GCN5: The members of Gcn5-related N-acetyltransferase (GNAT) family structurally resemble the archetypal HAT Gcn5 and have been relatively well studied. They share the highly conserved catalytic HAT domain with characteristic sequence motifs, of which motif A notably binds acetyl-coA. Some members additionally have an N-terminal PCAF homology domain for substrate selectivity and a C-terminal bromodomain for binding acetylated lysine residues. As is the case with most HATs, GCN5 functions as the catalytic component in multi-subunit complexes SAGA, ADA and SLIK, playing important roles in transcriptional activation and various chromatin activities (1)
Reference
1. Jeon J. H., Lee Y. H.Histone acetylation in fungal pathogens of plants. Plant Pathol.J.2014;30(1):1-9. PMID: 25288980.

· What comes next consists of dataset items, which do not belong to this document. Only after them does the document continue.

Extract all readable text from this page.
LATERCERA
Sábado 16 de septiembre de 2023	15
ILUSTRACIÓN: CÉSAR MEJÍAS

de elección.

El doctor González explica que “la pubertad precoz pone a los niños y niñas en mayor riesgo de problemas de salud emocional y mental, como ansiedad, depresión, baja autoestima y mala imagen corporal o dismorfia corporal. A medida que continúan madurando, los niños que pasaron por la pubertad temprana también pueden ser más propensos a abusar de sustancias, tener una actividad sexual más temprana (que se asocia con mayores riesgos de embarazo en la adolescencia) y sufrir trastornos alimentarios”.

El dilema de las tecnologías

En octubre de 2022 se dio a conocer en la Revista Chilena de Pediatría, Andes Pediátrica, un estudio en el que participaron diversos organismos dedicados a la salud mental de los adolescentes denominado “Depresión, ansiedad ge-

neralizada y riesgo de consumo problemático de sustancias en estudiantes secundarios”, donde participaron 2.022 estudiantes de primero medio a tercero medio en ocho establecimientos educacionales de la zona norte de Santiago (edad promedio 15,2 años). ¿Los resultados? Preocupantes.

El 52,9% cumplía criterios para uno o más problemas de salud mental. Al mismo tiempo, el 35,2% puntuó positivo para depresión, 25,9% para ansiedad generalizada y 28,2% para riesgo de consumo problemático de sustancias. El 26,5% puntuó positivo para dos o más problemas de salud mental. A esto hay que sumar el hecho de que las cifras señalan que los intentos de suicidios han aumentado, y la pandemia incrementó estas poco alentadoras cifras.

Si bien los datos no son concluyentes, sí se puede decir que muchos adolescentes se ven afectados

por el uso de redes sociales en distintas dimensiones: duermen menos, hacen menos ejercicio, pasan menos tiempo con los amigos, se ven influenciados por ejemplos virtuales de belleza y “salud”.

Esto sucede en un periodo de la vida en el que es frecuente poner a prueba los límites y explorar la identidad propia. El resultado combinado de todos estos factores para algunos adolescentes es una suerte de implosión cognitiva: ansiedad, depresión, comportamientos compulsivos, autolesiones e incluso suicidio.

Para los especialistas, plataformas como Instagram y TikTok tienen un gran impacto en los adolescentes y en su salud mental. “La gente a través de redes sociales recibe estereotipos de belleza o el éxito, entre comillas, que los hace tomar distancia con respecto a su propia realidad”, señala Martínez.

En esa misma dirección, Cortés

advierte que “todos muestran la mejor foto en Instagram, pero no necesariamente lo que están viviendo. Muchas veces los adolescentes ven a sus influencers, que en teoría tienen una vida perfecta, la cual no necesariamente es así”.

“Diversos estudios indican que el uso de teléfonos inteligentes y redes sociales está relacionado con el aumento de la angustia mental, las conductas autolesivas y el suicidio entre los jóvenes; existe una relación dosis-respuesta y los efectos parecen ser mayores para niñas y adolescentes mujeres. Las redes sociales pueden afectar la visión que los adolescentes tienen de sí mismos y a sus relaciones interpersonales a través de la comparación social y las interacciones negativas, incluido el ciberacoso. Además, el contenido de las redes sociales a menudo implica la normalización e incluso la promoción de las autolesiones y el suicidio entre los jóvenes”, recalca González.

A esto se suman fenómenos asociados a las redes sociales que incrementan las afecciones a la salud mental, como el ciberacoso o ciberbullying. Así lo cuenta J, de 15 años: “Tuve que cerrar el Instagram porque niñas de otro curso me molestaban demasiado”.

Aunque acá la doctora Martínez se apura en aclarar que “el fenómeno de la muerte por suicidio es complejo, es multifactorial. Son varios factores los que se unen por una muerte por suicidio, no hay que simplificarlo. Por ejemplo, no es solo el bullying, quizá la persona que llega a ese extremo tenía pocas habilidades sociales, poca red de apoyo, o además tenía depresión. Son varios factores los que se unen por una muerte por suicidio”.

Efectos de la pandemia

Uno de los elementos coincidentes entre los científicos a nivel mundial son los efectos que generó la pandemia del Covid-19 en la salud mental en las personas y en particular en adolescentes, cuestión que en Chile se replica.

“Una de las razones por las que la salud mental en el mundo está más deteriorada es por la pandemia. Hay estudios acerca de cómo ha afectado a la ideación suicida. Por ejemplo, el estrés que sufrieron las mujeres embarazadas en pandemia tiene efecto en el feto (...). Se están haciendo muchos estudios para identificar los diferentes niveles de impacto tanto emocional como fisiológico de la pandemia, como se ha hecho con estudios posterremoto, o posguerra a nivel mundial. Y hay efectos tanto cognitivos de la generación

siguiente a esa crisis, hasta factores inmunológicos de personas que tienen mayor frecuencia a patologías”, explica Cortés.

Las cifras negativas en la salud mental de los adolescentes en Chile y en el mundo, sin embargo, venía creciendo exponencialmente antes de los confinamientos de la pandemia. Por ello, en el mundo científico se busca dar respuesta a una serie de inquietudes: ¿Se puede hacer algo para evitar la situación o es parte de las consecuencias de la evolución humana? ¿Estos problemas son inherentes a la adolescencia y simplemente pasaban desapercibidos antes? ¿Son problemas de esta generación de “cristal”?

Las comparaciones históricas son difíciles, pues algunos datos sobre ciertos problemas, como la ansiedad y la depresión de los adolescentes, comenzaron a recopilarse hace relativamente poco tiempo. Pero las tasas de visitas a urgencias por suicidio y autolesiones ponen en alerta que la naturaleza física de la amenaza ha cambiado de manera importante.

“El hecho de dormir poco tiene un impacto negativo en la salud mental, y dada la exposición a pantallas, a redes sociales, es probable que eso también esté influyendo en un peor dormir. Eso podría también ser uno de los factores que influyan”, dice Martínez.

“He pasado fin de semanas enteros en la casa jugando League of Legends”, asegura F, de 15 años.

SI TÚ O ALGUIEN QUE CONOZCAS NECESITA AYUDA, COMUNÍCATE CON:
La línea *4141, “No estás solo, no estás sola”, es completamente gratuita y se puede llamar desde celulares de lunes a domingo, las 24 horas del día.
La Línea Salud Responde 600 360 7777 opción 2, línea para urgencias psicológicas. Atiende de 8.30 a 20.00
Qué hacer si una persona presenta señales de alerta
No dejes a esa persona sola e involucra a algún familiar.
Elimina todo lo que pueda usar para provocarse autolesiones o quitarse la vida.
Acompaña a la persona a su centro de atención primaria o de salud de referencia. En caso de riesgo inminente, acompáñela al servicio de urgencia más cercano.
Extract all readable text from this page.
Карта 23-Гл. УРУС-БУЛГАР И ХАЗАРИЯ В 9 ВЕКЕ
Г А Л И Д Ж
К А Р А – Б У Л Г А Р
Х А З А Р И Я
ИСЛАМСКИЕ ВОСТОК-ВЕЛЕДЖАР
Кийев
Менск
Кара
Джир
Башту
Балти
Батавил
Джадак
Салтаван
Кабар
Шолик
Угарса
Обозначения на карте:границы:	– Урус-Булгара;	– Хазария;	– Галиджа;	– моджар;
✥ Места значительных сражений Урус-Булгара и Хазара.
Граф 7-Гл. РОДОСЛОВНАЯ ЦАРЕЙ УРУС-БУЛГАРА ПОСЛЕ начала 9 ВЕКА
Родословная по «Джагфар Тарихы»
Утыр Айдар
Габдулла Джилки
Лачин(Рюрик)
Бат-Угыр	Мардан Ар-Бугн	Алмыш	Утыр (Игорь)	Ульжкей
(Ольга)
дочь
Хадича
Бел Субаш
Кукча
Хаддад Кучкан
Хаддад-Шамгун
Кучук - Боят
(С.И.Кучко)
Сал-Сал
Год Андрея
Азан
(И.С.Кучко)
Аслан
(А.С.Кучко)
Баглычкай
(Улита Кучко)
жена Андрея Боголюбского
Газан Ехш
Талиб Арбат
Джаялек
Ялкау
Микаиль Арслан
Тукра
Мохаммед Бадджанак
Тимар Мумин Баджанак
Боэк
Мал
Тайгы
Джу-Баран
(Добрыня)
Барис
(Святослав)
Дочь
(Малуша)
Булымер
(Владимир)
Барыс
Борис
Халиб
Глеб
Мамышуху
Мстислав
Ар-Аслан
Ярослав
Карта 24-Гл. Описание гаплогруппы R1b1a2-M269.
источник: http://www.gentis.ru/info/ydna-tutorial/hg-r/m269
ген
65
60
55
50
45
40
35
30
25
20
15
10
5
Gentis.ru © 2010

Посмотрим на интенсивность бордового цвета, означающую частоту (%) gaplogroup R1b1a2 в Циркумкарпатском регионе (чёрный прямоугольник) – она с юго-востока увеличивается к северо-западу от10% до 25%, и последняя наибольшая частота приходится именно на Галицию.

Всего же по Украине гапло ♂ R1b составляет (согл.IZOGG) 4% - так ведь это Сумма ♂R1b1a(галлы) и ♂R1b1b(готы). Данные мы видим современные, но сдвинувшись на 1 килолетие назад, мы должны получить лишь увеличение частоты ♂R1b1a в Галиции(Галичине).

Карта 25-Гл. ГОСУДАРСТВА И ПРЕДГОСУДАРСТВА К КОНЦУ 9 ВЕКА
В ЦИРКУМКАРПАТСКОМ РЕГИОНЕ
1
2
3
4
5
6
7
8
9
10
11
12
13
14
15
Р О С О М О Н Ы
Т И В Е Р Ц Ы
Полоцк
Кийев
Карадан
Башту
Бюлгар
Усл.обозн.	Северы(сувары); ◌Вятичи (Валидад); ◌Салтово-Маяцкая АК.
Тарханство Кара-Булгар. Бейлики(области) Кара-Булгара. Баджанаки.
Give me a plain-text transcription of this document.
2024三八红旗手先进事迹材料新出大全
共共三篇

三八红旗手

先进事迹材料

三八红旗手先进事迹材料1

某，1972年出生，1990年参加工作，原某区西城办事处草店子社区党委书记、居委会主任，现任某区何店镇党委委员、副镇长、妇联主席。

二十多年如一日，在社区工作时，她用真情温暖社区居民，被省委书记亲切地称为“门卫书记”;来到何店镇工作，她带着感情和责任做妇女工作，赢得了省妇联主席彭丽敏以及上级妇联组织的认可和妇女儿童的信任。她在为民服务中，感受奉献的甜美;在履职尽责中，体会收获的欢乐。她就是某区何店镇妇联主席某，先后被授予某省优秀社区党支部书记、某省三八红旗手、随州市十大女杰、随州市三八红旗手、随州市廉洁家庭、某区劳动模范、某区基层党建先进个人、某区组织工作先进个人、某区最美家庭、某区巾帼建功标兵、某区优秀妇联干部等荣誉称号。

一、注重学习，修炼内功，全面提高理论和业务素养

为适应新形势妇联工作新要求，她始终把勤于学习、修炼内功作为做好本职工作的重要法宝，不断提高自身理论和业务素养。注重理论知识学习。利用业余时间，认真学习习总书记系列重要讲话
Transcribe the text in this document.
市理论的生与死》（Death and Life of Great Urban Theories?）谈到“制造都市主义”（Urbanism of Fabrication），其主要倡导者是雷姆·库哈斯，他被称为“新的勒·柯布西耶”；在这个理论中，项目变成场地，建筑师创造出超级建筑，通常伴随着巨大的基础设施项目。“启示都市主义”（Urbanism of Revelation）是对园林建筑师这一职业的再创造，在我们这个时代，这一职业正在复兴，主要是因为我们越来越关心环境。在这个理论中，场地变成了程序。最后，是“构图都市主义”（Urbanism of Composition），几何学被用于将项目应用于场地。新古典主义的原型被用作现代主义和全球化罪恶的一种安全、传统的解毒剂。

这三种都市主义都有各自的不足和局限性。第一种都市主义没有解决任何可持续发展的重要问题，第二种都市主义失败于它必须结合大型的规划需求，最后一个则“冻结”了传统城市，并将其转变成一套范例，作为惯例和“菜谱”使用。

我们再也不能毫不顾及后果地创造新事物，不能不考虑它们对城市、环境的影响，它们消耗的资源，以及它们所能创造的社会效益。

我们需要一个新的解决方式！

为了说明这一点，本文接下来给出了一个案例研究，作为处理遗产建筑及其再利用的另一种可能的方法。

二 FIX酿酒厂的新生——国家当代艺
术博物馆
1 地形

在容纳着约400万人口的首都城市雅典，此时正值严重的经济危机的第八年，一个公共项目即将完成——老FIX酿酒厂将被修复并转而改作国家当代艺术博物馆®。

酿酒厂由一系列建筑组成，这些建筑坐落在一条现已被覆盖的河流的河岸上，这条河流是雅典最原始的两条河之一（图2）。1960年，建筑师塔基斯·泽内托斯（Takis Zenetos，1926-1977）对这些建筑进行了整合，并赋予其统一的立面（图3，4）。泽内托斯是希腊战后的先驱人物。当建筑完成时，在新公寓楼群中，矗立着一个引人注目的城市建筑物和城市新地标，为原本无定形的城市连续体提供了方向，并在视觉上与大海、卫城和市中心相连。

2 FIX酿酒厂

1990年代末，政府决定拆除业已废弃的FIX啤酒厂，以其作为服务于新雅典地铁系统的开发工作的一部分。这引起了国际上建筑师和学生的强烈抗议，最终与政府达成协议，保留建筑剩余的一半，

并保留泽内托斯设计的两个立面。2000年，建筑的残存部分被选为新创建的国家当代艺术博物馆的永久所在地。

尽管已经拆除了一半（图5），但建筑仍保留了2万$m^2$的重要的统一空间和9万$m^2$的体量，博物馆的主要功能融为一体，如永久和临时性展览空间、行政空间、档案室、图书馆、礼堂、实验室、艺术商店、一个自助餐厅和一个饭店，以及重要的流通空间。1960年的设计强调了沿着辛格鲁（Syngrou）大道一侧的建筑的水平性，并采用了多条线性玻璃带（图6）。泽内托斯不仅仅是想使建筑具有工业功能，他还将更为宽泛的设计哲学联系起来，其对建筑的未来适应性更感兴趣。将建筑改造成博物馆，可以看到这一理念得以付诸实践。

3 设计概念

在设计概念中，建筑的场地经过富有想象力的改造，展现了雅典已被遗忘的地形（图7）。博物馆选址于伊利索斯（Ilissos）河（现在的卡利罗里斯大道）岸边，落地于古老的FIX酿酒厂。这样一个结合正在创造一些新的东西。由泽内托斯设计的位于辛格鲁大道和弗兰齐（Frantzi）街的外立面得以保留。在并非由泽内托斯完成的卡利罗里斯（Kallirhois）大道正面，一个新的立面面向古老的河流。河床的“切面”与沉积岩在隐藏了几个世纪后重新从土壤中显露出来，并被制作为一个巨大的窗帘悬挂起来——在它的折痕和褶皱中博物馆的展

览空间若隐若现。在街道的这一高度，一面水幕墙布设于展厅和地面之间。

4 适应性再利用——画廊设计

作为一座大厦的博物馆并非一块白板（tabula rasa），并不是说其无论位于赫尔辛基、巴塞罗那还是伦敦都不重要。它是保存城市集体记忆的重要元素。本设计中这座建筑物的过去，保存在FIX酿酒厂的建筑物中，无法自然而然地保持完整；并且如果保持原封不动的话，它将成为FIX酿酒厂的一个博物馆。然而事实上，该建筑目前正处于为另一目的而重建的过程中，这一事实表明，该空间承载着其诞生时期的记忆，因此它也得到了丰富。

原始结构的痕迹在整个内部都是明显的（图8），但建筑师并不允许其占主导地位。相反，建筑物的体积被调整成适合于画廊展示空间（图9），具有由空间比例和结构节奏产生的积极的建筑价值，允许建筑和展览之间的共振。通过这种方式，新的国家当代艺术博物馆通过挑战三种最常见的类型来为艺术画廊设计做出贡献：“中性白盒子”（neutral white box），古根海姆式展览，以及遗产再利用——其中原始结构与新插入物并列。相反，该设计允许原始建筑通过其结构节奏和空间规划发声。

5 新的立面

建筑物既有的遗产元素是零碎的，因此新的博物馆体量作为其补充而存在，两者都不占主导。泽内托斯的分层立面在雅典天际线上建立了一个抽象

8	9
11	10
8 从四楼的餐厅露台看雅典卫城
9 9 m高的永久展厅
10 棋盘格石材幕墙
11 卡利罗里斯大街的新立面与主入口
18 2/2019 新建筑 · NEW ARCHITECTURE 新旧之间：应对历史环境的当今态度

HAT1: The best-understood set of acetyltransferases is the GNAT (Gcn5-related N-acetyltransferase) superfamily, which have been grouped together on the basis of their similarity in several homology regions and acetylation-related motifs. This group includes the HAT Gcn5, its close relatives, and at least three more distantly related HATs, Hat1, Elp3, and Hpa2. (1)
Hat1 is the sole known example of a type B histone acetyltransferase. While it has long been presumed that type B histone acetyltransferases participate in the acetylation of newly synthesized histones during the process of chromatin assembly.
Reference
1. Sterner, D.E. & Berger, S.L.Acetylation of histones and transcription-related factors. Microbiol. Mol. Biol. Rev.2000;64(2):435-459. PMID: 10839822.
MYST: The MYST family, which was named after the initials of the founding members: MOZ, Ybf2/Sas3, Sas2, and Tip60, is the largest family of acetyltransferases with diverse biological functions. In the budding yeast, Esa1 of the NuA4 complex is known to be an essential HAT required for DNA repair and cell cycle progression. In animal systems, the role of MYST family HATs in stem cells, development and cancer have been thoroughly documented. It is of note that MYST family HAT complexes are known to have the broadest range of substrates including non-histone targets. The regulatory role and the ubiquity of protein acetylation had long been suspected to be comparable that of phosphorylation. (1)
Reference
1. Jeon J. H., Lee Y. H.Histone acetylation in fungal pathogens of plants. Plant Pathol.J.2014;30(1):1-9. PMID: 25288980.